Once a patient is called for transplant, he/she
- should not eat or drink anything (unless blood sugar is very low)
- bring all current medicines along with
Once in the hospital, the patient is reassessed quickly to make sure no new medical conditions have developed.
What happens during a pancreas transplant?
The surgery is carried out under general anaesthesia, which means that the patient is put to sleep and doesn’t feel anything during the surgery.
- A cut (incision) is made in the abdomen, from just below the breastbone to below the belly button.
- The donor pancreas is usually placed in the right side of the abdomen and is connected to the blood vessels that carry blood down to the leg.
- To drain the digestive juices produced by the pancreas, a small part of the donor’s small intestine which remains attached to the donor pancreas is connected to the patient’s small intestine or the urinary bladder.
- In case of a combined pancreas and kidney transplant, the kidney is placed on the left side of the abdomen.
- The old pancreas is not removed as it will continue to produce digestive juices while the donor pancreas produces insulin.
- The surgical procedure takes complete four to five hours. The new pancreas starts producing insulin straight away.
Process of recovery
Once, the surgery is done, the patient is shifted to the intensive care unit (ICU) where he/she stays for a few days. And once everything is ok, He/she is shifted to the ward for a few days.
The patient stays in hospital for around 3 weeks after a pancreas transplant. A period of rest is advised after the procedure, and normal activities can be resumed in a few months.
The patient needs to be on lifelong follow up after transplant.
The patient will also be started on medicines called immunosuppressants soon after the transplant. These are given so that the donor pancreas is not rejected by the patient’s own body. These medicines have to be taken for the rest of life.
Risks of a pancreas transplant
As with all types of surgeries, there is a risk of complications. After this procedure as well, There are some complications that can occur soon after the procedure, while others may develop months, or even years, later.

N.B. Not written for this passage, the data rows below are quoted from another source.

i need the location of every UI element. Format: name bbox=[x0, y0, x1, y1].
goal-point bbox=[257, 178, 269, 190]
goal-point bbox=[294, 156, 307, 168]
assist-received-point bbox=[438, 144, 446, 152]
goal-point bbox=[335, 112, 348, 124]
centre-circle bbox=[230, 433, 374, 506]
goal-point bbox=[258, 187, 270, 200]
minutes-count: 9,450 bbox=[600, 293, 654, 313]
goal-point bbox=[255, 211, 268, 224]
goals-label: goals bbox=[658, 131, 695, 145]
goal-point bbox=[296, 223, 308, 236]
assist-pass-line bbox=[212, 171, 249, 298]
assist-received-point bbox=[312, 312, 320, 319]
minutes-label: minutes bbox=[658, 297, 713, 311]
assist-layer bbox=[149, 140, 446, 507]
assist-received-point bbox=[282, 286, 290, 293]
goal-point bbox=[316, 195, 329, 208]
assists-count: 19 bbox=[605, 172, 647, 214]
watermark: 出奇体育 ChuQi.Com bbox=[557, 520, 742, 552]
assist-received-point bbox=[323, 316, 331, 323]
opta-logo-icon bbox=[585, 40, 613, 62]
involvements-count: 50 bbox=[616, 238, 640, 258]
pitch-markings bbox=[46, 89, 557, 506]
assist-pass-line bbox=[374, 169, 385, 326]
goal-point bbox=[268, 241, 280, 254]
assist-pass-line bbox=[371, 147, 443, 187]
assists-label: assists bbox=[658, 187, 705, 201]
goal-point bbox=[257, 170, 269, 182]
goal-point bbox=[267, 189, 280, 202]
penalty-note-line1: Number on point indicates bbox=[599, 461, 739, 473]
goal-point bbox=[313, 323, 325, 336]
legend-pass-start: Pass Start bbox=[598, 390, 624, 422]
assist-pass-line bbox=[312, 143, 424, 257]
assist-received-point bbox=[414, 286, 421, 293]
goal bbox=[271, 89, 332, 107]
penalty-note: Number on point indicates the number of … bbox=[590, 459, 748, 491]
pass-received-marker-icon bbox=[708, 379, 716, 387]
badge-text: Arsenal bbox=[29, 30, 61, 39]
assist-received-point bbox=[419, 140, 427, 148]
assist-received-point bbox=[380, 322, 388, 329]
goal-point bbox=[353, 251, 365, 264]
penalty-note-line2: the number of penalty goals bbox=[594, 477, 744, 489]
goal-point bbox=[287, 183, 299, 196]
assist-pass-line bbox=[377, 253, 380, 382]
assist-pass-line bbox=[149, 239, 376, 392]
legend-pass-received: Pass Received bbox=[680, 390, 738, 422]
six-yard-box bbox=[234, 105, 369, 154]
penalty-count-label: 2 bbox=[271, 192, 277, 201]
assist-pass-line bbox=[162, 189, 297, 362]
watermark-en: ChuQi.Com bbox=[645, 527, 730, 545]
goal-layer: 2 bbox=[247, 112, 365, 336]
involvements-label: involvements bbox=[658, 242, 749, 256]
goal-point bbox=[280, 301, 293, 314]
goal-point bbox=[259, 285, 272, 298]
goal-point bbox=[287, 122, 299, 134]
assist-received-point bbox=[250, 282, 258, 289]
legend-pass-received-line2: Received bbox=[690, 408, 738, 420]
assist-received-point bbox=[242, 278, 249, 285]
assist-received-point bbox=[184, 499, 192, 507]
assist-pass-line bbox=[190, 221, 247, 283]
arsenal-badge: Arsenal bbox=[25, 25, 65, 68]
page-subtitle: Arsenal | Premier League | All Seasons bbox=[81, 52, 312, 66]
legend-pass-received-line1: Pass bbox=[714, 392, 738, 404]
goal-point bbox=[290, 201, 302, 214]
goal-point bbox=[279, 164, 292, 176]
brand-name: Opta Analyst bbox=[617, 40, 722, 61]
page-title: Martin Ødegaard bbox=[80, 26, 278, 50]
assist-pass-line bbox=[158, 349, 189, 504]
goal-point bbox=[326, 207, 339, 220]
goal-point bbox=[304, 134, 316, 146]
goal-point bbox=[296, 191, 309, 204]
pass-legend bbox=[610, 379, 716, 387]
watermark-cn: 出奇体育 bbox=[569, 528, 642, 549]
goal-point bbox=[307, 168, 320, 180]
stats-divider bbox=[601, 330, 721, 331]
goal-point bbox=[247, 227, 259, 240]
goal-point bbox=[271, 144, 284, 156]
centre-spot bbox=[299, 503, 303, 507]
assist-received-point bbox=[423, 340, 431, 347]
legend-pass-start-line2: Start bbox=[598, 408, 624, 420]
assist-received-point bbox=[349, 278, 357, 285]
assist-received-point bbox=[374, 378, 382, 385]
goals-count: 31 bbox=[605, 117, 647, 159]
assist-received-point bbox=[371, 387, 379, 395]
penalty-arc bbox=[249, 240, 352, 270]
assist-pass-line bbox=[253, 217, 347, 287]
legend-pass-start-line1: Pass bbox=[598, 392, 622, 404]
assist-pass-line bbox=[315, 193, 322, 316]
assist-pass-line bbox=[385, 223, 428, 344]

Possible complications may include
- Rejection- the body treats the donor pancreas as foreign and mounts a response against it, causing loss of function of the donated pancreas.

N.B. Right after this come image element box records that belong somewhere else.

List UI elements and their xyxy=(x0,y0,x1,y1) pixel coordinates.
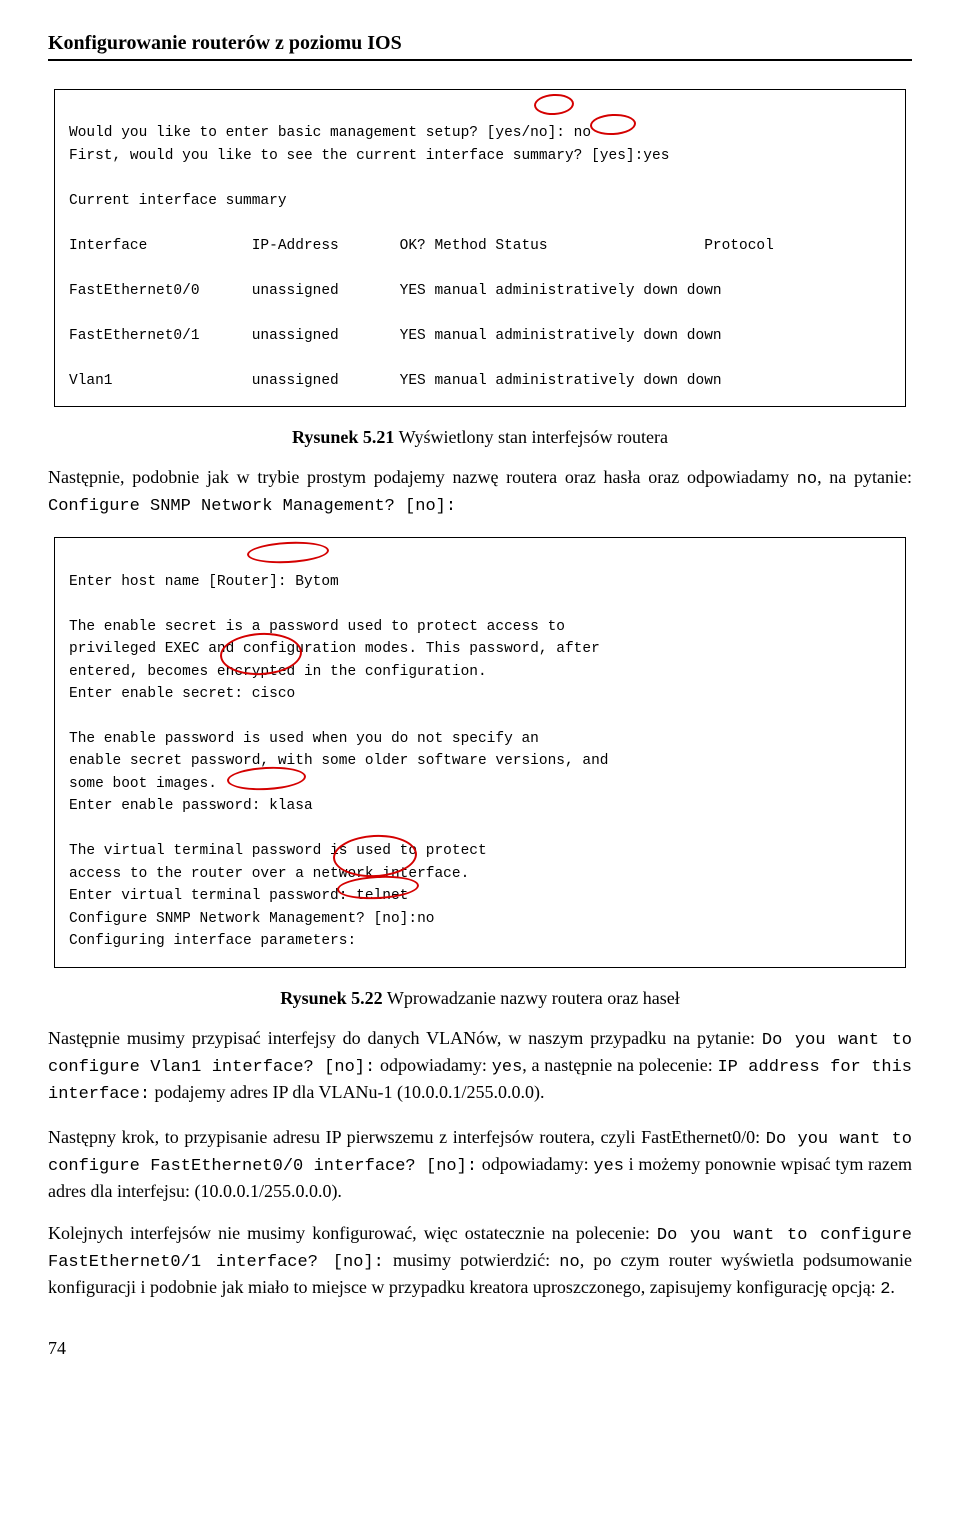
term-line: [no]:no xyxy=(365,911,435,927)
term-line: Enter host name [Router xyxy=(69,574,269,590)
text: Następnie musimy przypisać interfejsy do… xyxy=(48,1028,762,1048)
term-line: Would you like to enter basic management… xyxy=(69,125,565,141)
text: podajemy adres IP dla VLANu-1 (10.0.0.1/… xyxy=(150,1082,544,1102)
term-line: Configuring interface parameters: xyxy=(69,933,356,949)
term-line: FastEthernet0/0 unassigned YES manual ad… xyxy=(69,283,722,299)
inline-code: 2 xyxy=(880,1280,890,1299)
terminal-fig-5-22: Enter host name [Router]: Bytom The enab… xyxy=(54,537,906,967)
term-line: Enter enable passwor xyxy=(69,798,243,814)
inline-code: no xyxy=(797,470,817,489)
caption-fig-5-22: Rysunek 5.22 Wprowadzanie nazwy routera … xyxy=(48,986,912,1010)
text: Następnie, podobnie jak w trybie prostym… xyxy=(48,467,797,487)
highlight-ring xyxy=(247,540,330,565)
inline-code: yes xyxy=(593,1157,624,1176)
text: . xyxy=(890,1277,895,1297)
term-line: enable secret password, with some older … xyxy=(69,753,609,769)
term-line: Current interface summary xyxy=(69,193,287,209)
term-line: access to the router over a networ xyxy=(69,866,365,882)
caption-label: Rysunek 5.21 xyxy=(292,427,394,447)
term-line: Configure SNMP Network Management? xyxy=(69,911,365,927)
term-line: entered, becomes enc xyxy=(69,664,243,680)
highlight-ring xyxy=(589,113,636,136)
highlight-ring xyxy=(533,93,574,116)
term-line: terface. xyxy=(400,866,470,882)
term-line: cisco xyxy=(243,686,295,702)
page-number: 74 xyxy=(48,1336,912,1360)
term-line: no xyxy=(565,125,591,141)
term-line: ]: Bytom xyxy=(269,574,339,590)
paragraph: Następny krok, to przypisanie adresu IP … xyxy=(48,1125,912,1203)
term-line: k in xyxy=(365,866,400,882)
term-line: rypted in xyxy=(243,664,321,680)
page-header: Konfigurowanie routerów z poziomu IOS xyxy=(48,30,912,61)
paragraph: Następnie, podobnie jak w trybie prostym… xyxy=(48,465,912,519)
text: Kolejnych interfejsów nie musimy konfigu… xyxy=(48,1223,657,1243)
inline-code: yes xyxy=(492,1058,523,1077)
caption-label: Rysunek 5.22 xyxy=(280,988,382,1008)
term-line: some boot images. xyxy=(69,776,217,792)
term-line: privileged EXEC and configuration modes.… xyxy=(69,641,600,657)
header-title: Konfigurowanie routerów z poziomu IOS xyxy=(48,32,402,54)
text: odpowiadamy: xyxy=(477,1154,593,1174)
caption-text: Wprowadzanie nazwy routera oraz haseł xyxy=(383,988,680,1008)
paragraph: Kolejnych interfejsów nie musimy konfigu… xyxy=(48,1221,912,1302)
text: Następny krok, to przypisanie adresu IP … xyxy=(48,1127,766,1147)
caption-fig-5-21: Rysunek 5.21 Wyświetlony stan interfejsó… xyxy=(48,425,912,449)
term-line: :yes xyxy=(635,148,670,164)
term-line: Vlan1 unassigned YES manual administrati… xyxy=(69,373,722,389)
term-line: First, would you like to see the current… xyxy=(69,148,635,164)
term-line: d: klasa xyxy=(243,798,313,814)
term-line: Enter virtual terminal password: xyxy=(69,888,347,904)
paragraph: Następnie musimy przypisać interfejsy do… xyxy=(48,1026,912,1107)
text: , na pytanie: xyxy=(817,467,912,487)
term-line: the configuration. xyxy=(321,664,486,680)
term-line: The enable password is used when you do … xyxy=(69,731,539,747)
inline-code: Configure SNMP Network Management? [no]: xyxy=(48,497,456,516)
term-line: telnet xyxy=(347,888,408,904)
inline-code: no xyxy=(559,1253,579,1272)
text: musimy potwierdzić: xyxy=(384,1250,560,1270)
text: odpowiadamy: xyxy=(375,1055,491,1075)
term-line: The virtual terminal password is used to… xyxy=(69,843,487,859)
terminal-fig-5-21: Would you like to enter basic management… xyxy=(54,89,906,407)
term-line: The enable secret is a password used to … xyxy=(69,619,565,635)
text: , a następnie na polecenie: xyxy=(522,1055,717,1075)
caption-text: Wyświetlony stan interfejsów routera xyxy=(394,427,668,447)
term-line: Interface IP-Address OK? Method Status P… xyxy=(69,238,774,254)
term-line: Enter enable secret: xyxy=(69,686,243,702)
term-line: FastEthernet0/1 unassigned YES manual ad… xyxy=(69,328,722,344)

- Blood vessels supplying the donor pancreas may get clotted (thrombosis)
- Inflammation of the pancreas (pancreatitis)
- Side effects from the immunosuppressant medicines like high blood pressure, increased risk of catching infections, weakened bones.
Most of the complications are treatable successfully, however, in some rare circumstances, the donor pancreas may have to be removed.

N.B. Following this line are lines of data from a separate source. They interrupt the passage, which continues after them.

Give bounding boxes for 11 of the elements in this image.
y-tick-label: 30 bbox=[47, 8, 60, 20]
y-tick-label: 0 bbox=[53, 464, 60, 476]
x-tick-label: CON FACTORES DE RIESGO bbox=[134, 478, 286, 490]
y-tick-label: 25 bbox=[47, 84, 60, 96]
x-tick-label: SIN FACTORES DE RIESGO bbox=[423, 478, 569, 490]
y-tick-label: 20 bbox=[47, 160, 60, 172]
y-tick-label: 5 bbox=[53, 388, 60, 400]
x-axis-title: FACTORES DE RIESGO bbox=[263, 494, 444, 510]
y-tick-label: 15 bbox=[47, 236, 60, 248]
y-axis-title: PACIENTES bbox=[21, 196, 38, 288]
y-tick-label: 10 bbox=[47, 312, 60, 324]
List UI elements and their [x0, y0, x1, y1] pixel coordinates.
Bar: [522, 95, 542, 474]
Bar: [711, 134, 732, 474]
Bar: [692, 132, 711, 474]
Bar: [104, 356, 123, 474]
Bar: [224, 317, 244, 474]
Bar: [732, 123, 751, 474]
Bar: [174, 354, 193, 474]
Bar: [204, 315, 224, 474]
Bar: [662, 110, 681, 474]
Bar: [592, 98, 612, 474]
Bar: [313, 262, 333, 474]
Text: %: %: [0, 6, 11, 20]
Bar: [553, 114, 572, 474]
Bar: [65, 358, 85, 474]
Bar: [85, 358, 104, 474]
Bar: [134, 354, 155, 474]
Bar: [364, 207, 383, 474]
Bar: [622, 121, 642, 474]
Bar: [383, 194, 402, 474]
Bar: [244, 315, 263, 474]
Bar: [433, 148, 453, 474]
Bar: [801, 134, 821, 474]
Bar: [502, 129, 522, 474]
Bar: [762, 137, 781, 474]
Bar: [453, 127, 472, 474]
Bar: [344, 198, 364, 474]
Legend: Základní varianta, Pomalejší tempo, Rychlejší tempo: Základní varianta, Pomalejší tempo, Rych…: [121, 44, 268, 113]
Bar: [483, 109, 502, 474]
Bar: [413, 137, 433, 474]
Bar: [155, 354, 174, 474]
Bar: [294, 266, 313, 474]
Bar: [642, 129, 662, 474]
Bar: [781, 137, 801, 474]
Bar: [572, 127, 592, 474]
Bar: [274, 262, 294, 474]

Outlook after a pancreas transplant
The outlook of most of the patients with pancreas transplant is usually good. Most of the patients live for many years after a transplant, and almost 90% will live for at least 5 years.
Follow-up appointments after transplant
The patient needs to have regular follow up and checkups after discharge. The visits are frequent at first but may eventually only be necessary once every few months.
Life after a successful pancreas transplant
- One should be able to return to most of the normal activities after the procedure, though this may take a while.
- Insulin will not be needed anymore in most of the cases and dietary restrictions can also be significantly waived off.
- Though light lifting is often possible after six weeks, a patient shouldn't lift anything heavy, such as a shopping bag, for a few months.
- More vigorous activities, such as contact sports, may not be recommended – at least in the short-term – as they could injure the new pancreas.